Recent research has shown that young people who are subjected to weight stigma — discrimination or teasing regarding their weight — are more likely to experience social isolation, depressive symptoms, engage in self-harm behaviors, and be at risk for engaging in disordered eating. But studies investigating the link between weight stigma and disordered eating have looked mainly at white and middle- to high-socioeconomic demographic populations, which means researchers can’t be sure the results apply to other groups.
To find out, School of Public Health researchers recently studied the relationship between weight teasing and disordered eating in an ethnically/racially and socioeconomically diverse sample of young people. The study was led by PhD student Laura Hooper and published in the International Journal of Eating Disorders.
Hooper and the researchers examined data from a group of more than 1,500 young people participating in the Project EAT 2010-2018 study. Project EAT is a long-running study led by Professor Dianne Neumark-Sztainer tracking the general health and well-being of adolescents as they age into adulthood.
This study found that:
- Experiencing weight teasing was strongly associated with disordered eating behaviors in both adolescents and young adults.

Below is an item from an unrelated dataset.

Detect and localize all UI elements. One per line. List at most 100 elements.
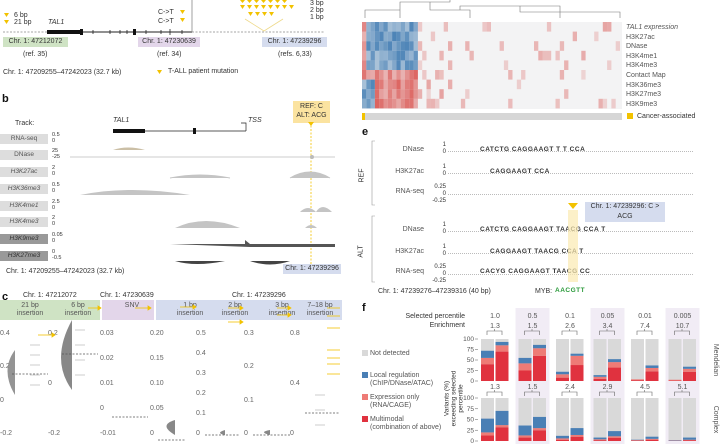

- Experiencing weight teasing during adolescence was associated with initiation of dieting and higher prevalence of dieting and overeating eight years later.
- Weight teasing and disordered eating were more prevalent among young people of color and those from low socioeconomic backgrounds.
- The connection between weight teasing and disordered eating was similar across ethnic/racial and socioeconomic demographic groups.
“Our findings add to the growing evidence that weight-based mistreatment is not helpful and is often harmful to the health of young people,” said Hooper. “This study provides evidence against persistent assumptions that weight teasing and disordered eating primarily affect affluent, white young people.”
Hooper said that future research and policy work should address weight stigma and prioritize the needs of young people of color and those from low socioeconomic backgrounds. She added that developing policies to protect young people from weight-based mistreatment (e.g., legal protections and anti-bullying policies in schools) should include input from young people with these backgrounds.